Все молча наблюдали за тем, как окровавленные гвозди медленно вылезают из ладоней Брахта и падают на землю подле его ног. А там, где они разорвали ему плоть, выступила зеленая жижа, словно пораненная кора дерева выделила сок, каковой и выдавил назад гвозди и заполнил собой раны. Он вытекал из ран, как бальзам растекаясь по коже Брахта и капая на розовеющую от крови у его ног траву. Гримаса боли сошла с лица Брахта. Пелена агонии растаяла в его глазах, страшный оскал сошел с лица, уступив место почти, блаженной улыбке. Брахт громко и ясно произнес:

— Да будет благословен Ахрд!

И в следующее мгновение глаза его закрылись, он обмяк и рухнул на траву.

Рука Каландрилла стала горячей, когда кровь вновь хлынула к онемевшим от мертвой хватки Кати мышцам — девушка отпустила его. Она бросилась к Брахту и уложила его голову себе на колени. Зеленая жидкость затвердела, образовав корку на ранах, и они затянулись настолько, что от них не осталось и следа, если не считать бледных, еще зеленоватых отметин там, где наросла новая кожа.

— Ахрд судил воина сего и счел его невиновным! — произнес говорящий с духами, столь же потрясенный, как и все собравшиеся.

Другой драхоманн поддержал его:

— Истинно. Ахрд выплюнул гвозди. Воин невиновен.

— Нет! — яростно завизжала Джехенне.

Она выхватила меч из ножен, занесла его высоко над головой и бросилась вперед на Брахта, но Каландрилл успел подставить ей ножку, и она растянулась на траве. Быстро, как кошка, Джехенне, перекатившись через голову, вскочила на ноги, зеленые глаза ее источали безумную ярость. Она рванулась к распростертому на земле без сознания Брахту. Катя, в мгновение ока положив голову Брахта на землю, вскочила, готовая защищать кернийца без оружия. Каландрилл бросился вперед и всем телом навалился на Джехенне, вновь сбив ее с ног. Лыкарды начали кричать. Каландрилл одной рукой схватил ее за запястье, сжимая другой горло. Она визжала и металась из стороны в сторону, пытаясь сбросить его с себя. Невидимые руки схватили и оттащили его от рыжеволосой предводительницы.

— Ахрд судил его! Ахрд счел его невиновным! — кричали ни Ларрхыны.
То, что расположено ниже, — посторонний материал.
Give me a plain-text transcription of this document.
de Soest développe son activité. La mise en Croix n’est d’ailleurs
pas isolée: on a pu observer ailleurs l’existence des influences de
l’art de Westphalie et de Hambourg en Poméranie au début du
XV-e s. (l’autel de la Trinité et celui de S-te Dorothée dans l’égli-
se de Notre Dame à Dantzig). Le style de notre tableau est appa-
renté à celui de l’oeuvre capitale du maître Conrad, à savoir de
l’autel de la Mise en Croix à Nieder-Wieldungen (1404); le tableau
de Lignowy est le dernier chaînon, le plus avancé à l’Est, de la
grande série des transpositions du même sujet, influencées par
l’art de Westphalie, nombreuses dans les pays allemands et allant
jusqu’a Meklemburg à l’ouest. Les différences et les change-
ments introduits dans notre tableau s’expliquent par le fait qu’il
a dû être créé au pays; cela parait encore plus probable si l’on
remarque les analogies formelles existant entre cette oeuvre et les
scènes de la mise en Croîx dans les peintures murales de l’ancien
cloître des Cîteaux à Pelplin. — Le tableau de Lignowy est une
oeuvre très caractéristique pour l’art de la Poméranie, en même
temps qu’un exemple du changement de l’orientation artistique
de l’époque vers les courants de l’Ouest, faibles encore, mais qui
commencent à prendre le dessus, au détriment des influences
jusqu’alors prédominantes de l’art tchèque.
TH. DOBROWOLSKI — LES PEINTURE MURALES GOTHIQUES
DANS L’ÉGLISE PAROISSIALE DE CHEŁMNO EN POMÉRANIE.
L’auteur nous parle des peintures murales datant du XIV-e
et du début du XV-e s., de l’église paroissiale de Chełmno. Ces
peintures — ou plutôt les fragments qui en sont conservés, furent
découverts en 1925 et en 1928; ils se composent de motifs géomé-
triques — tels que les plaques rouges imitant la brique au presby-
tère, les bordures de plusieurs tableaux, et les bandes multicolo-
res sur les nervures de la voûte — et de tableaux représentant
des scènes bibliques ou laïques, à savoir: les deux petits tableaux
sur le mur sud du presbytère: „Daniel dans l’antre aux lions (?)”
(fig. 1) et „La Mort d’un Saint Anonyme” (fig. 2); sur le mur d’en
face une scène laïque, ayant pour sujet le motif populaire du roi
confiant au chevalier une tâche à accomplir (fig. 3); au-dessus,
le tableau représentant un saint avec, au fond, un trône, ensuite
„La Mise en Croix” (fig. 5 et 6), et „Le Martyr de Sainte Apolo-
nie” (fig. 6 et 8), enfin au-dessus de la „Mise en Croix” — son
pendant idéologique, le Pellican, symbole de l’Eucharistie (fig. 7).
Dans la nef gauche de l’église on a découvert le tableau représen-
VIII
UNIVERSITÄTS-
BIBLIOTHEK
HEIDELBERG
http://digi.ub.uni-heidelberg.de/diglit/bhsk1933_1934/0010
Когда Каландрилла поставили на ноги, он увидел, что лыкарды держат Джехенне и что меч у нее отобран. Она билась в руках соплеменников, но лыкарды держали ее крепко, хотя на смуглых лицах их была написана растерянность.

— Убейте его, — простонала она, брызгая слюной. — Приказываю убить его! Убейте их всех!

— Ты богохульствуешь.

Шаманы стояли между ней и Брахтом. Катя опять опустилась к нему, прижимая его голову к груди.

— Убейте их. Я кетомана ни Ларрхынов, и я приказываю вам уничтожить их!

— Это недопустимо!

Говорящие с духами выступили вперед, подняв руки, а Джехенне визжала, стонала и изворачивалась. Шаманы говорили быстро и возбужденно, словно в унисон:

— Священный дуб Ахрда изрыгнул гвозди. Ты не имеешь права противиться воле божьей.

— Человек сей спасен, и ни один лыкард не поднимет на него руку под страхом быть проклятым богом.

— Ахрд судил его и оправдал. И да будет это известно всем. Да узнают все луга и пастбища, что Брахт ни Эррхин угоден богу и может свободно скакать по нашим полям.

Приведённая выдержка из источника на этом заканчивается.